Era só mais um dos tantos cafés no lugar mais gostoso da cidade, a pastelaria das “ vizinhas”. Lá, todos são vizinhas e vizinhos para as atendentes. Um detalhe bem peculiar.
Ia eu dar minha primeira mordida na costumeira coxinha de mandioca com molho picante, quando apareceu um menino magro, de no máximo 14 anos pedindo algo para comer. Não falou nada, só colocou um papel na nossa mesa onde dizia que tinha fome. Vinha desde a entrada distribuindo cópias de seu apelo.
Achei invasivo. Poxa, pensei, não se pode tomar um café em paz?
Um outro vizinho, da mesa ao lado, também reclamou, ele em voz alta. “Veja, são uns mal-educados, jogam as coisas na mesa da gente e nem dizem um bom dia”.
Meu amigo, que me acompanhava para o café, disse para o menino pedir o que quisesse, mas ele só pediu um pastel. Antes, no entanto, sugeriu ao garoto que quando quisesse algo, não tivesse timidez. Seria mais fácil se cumprimentasse as pessoas com um bom dia.
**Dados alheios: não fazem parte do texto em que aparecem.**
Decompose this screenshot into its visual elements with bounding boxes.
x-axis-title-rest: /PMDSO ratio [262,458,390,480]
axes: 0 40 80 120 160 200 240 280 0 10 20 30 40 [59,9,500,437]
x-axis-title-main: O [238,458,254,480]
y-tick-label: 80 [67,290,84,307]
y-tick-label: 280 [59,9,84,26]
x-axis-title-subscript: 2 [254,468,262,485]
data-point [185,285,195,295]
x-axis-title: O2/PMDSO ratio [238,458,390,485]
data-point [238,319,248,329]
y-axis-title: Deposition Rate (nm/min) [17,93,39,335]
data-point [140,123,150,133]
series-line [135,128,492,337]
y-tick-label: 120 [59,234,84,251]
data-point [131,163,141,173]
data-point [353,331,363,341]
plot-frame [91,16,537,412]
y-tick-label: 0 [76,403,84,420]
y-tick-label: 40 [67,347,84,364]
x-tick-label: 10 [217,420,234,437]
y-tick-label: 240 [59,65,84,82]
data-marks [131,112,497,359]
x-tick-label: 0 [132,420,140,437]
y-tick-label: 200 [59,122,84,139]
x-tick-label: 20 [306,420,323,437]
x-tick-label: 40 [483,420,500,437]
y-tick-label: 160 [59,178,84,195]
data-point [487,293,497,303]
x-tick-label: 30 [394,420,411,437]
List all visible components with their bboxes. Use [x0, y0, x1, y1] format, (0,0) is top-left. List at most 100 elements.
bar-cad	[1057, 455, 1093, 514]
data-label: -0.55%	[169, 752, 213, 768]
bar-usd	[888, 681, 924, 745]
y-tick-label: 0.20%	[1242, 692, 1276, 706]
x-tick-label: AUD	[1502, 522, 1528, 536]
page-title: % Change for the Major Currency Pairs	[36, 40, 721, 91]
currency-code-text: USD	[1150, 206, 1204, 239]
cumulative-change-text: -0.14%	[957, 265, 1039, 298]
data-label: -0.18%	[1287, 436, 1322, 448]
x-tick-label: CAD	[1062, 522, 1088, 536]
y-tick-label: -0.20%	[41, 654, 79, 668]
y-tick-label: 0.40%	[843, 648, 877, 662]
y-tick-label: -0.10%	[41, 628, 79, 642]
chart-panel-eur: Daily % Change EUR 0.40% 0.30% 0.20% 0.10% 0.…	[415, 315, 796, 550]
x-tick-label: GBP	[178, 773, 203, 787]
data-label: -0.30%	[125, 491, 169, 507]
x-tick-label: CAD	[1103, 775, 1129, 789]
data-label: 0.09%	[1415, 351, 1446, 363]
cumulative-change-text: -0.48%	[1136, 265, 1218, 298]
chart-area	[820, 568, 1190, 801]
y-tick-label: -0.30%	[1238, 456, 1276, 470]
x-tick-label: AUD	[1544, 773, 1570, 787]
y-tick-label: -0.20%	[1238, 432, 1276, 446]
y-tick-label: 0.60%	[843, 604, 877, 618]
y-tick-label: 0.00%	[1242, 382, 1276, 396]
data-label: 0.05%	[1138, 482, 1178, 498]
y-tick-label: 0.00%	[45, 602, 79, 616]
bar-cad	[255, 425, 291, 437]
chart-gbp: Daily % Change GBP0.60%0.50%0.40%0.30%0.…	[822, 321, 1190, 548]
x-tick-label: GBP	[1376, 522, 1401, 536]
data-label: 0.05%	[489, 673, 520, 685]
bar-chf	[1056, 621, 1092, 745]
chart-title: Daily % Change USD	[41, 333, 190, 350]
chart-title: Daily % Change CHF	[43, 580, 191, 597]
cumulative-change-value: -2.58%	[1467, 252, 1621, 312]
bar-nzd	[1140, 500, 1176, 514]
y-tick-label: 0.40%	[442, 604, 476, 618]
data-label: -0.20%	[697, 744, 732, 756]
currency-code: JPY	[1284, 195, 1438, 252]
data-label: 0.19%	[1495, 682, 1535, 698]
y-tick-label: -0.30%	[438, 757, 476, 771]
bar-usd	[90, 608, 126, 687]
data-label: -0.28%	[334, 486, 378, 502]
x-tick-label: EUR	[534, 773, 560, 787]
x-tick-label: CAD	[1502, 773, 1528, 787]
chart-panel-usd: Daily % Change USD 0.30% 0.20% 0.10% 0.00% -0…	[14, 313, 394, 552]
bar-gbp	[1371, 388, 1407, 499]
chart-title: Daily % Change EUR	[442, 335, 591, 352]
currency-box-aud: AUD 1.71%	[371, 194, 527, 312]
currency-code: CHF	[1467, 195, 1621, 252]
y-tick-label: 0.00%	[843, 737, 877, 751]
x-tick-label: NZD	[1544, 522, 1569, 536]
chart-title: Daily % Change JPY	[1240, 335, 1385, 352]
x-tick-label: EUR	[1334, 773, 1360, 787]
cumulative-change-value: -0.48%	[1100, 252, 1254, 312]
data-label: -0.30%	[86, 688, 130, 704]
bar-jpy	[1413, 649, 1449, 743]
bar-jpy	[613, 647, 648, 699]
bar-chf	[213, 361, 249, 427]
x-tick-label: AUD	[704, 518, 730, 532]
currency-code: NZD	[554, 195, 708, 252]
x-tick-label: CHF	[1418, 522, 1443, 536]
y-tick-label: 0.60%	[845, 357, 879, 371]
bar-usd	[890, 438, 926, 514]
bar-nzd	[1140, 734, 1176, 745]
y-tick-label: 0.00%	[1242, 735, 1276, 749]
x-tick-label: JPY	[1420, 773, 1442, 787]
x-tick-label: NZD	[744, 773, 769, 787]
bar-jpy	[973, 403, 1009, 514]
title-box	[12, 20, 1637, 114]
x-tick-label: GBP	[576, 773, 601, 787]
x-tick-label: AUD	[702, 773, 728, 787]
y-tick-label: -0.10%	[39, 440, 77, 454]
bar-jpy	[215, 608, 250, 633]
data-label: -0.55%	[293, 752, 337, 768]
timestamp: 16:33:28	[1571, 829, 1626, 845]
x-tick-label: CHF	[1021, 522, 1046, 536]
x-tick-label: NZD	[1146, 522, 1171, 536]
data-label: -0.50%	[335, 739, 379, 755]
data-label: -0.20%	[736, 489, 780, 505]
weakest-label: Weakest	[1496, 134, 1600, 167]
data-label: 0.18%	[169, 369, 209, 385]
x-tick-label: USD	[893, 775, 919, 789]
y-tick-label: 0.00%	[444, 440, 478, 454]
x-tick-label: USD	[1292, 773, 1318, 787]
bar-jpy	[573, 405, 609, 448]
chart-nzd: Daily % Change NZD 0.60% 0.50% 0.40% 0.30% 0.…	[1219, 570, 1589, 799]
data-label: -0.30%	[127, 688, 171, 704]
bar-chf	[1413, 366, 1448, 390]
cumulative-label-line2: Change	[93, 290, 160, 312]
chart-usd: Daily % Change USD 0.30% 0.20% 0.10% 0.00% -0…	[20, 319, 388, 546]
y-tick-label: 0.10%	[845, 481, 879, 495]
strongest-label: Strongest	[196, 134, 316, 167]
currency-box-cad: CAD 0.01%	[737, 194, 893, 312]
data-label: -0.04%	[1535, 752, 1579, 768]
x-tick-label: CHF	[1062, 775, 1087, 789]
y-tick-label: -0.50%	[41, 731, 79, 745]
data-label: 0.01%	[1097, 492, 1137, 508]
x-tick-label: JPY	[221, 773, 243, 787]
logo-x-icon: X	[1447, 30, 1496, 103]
O menino foi até o balcão, pediu a uma das vizinhas atendentes o que queria. Esperou pelo pastel, pegou seu lanche e em vez de ir embora, voltou a nossa mesa. Estendeu a mão para meu acompanhante e agradeceu, demonstrando que estava fazendo diferente da primeira abordagem. O menino se agigantou e minha cara caiu, a do vizinho não sei. Caraca! Nunca tinha visto uma transformação tão rápida. Presenciei aquilo que chamam de salto quântico. Só que a gente leva duzentos anos para dar o tal salto, quando dá!
Diante da minha surpresa, meu amigo de café disse: ”É que todo mundo tem um sol dentro de si”.
Me recolhi a minha insignificância. Tinha visto dois sóis. Muita luz para quem acabou de acordar.